Brain Fuel: What Knoxville Kids Eat Can Affect Their Ability To Learn

3 min read

Brain Fuel: What Knoxville Kids Eat Can Affect Their Ability To Learn

We all know that the foods our kids eat can have a dramatic impact on their health. But did you know that dietary choices can affect their ability – or inability – to learn?

Foods high in caffeine, sugar, sodium, and other chemicals can leave young learners tired and unable to focus, sick, or incapable of sitting still. These food effects not only impact their grades but their overall behavior and mood as well.

That’s why programs like the Power of Produce (POP Club) at Nourish Knoxville is making such a difference in the community.

No Energy? No Focus

Studies show that diets high in saturated fats hinder memory and impede learning. High-fat diets can ‘worsen cognitive issues’ according to The Society of Neuroscience. And moreover, a reduction of  “dietary fat and empty calories” has been linked to improved memory.

Sadly, high-fat foods are often the most economical and therefore the foods most often provided by schools. Kids fill up on chicken nuggets, french fries, hamburgers, hot dogs, fish sticks, macaroni and cheese – not to mention super sweet desserts and drinks – and then head back to the classroom unfit for the afternoon ahead of them. Their stomachs are full, but their brainpower is significantly restricted.

The link between brainpower and saturated fats is the effect of sugar and glucose in the high-fat food. Glucose is vital for energy. But foods that are high in glucose can have the opposite effect, causing energy levels to drop.  To break down food, our bodies release insulin as we ingest glucose. And after a healthy meal, with lower levels of saturated fats, glucose levels will rise slightly, and we feel energized for having eaten.

But when we eat something super high in glucose, we experience a drop in energy. What we call a ‘sugar crash’ is really just the body’s method of trying to cope. Because high glucose meals raise blood sugar levels so significantly, our bodies begin to shut down in an effort to process that high-fat, high-glucose food. Children who eat fried, sugary cafeteria foods will experience a drop in focus, energy, and mental performance as their body struggles to break down the meal. A long-term, high-glucose diet can cause impact kidney function and even cause eye and nerve damage. And as if that wasn’t enough, high-glucose foods cause lethargy, irritability, and a failure to focus.

Children Are What They Eat

We’ve all seen or experienced the hyperactive burst or emotional tantrum that can follow a high-sugar snack, but the impact of what children eat doesn’t stop there.

  • students who skip breakfast have reduced cognitive performances (such as alertness, memory, attention, and problem solving);
  • students who consume inadequate amounts of fruits and vegetables typically have lower grades than their counterparts who eat a well-rounded diet; and
  • students with diets deficient in calcium, zinc, iron, and vitamins (A, B6, B12, & C) are linked to higher rates of absenteeism and tardiness.

Brain Fuel

For students to learn they need to nourish their bodies and their minds.

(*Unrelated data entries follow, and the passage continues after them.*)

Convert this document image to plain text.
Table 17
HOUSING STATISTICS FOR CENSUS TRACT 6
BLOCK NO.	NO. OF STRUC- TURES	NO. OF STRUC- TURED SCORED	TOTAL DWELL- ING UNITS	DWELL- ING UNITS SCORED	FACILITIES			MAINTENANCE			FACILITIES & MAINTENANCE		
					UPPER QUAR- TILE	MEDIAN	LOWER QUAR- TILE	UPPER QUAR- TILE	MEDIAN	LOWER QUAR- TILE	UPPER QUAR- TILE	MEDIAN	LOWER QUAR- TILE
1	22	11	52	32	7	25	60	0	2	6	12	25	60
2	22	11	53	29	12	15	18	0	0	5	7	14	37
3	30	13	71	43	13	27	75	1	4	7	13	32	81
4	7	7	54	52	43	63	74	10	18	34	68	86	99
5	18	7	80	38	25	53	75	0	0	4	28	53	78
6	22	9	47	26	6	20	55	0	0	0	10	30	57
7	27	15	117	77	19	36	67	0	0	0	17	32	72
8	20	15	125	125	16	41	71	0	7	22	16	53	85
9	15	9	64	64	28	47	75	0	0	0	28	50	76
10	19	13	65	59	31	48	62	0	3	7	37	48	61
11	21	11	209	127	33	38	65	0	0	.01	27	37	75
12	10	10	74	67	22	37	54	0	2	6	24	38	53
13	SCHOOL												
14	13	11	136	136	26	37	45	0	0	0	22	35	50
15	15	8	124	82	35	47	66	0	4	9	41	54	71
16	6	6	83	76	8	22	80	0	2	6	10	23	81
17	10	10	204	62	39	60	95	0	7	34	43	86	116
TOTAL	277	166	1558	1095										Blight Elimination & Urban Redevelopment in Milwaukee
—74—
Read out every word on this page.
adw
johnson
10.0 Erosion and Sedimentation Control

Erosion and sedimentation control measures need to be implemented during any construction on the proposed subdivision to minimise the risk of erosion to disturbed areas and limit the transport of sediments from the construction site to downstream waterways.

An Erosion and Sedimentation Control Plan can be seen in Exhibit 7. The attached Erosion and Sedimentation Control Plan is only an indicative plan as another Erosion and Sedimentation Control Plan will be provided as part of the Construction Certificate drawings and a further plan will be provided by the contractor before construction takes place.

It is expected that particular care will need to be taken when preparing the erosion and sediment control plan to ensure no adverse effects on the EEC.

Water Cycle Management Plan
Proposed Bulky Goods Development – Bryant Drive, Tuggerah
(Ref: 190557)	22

That’s why our Healthy Hot Lunch program includes

  • Healthy Fats

A diet rich in healthy fats (monounsaturated and polyunsaturated fats – including omega-3s) found in legumes, eggs, fish, lean meats, and more, helps the brain maintain dynamic membranes that receive and transmit information while performing many additional critical functions.

  • Complex Carbohydrates

Carbs are brain energy. And while sugar is the primary brain fuel, the source of that sugars is so important. Simple carbs disrupt concentration and destabilize blood sugar levels. Complex carbohydrates, such as brown rice, oatmeal, peas, quinoa, and lentils, are rich in minerals, vitamins, and antioxidants that feed the body and the brain.

  • Proteins

Proteins from foods such a grilled or baked meats & fish and raw nuts, provide the brain’s building blocks (amino acids) that create new neuropathways while learning. It also protects certain cell components from brain damage.

  • Quality Sourced Water

Quality sourced water is life. It is critical for brain function and health. Dehydration can cause cognitive decline and prevent your child’s brain from working to its potential.

Helping Kids in Knoxville Make Smart Food Choices

Healthy meals and in-between meals snacks made from natural fruits and vegetables, lean proteins and whole grains are vital to learning. They’re also habit forming. Research shows that healthy eating habits established in childhood stay with us for life. And while an occasional plate of french fries is fun, too many could be setting your child up for avoidable learning difficulties.

The PoP Club is helping to create good habits by not only creating an engaging chance for kids to benefit nutritionally but also providing an opportunity for them to become informed about their local food system. From talking directly with local farmers to playing educational games, PoP Club helps kids to learn how to make smart food choices – including giving them vouchers they can ‘spend’ at their Nourish Knoxville markets, further helping to encourage healthy independent food habits.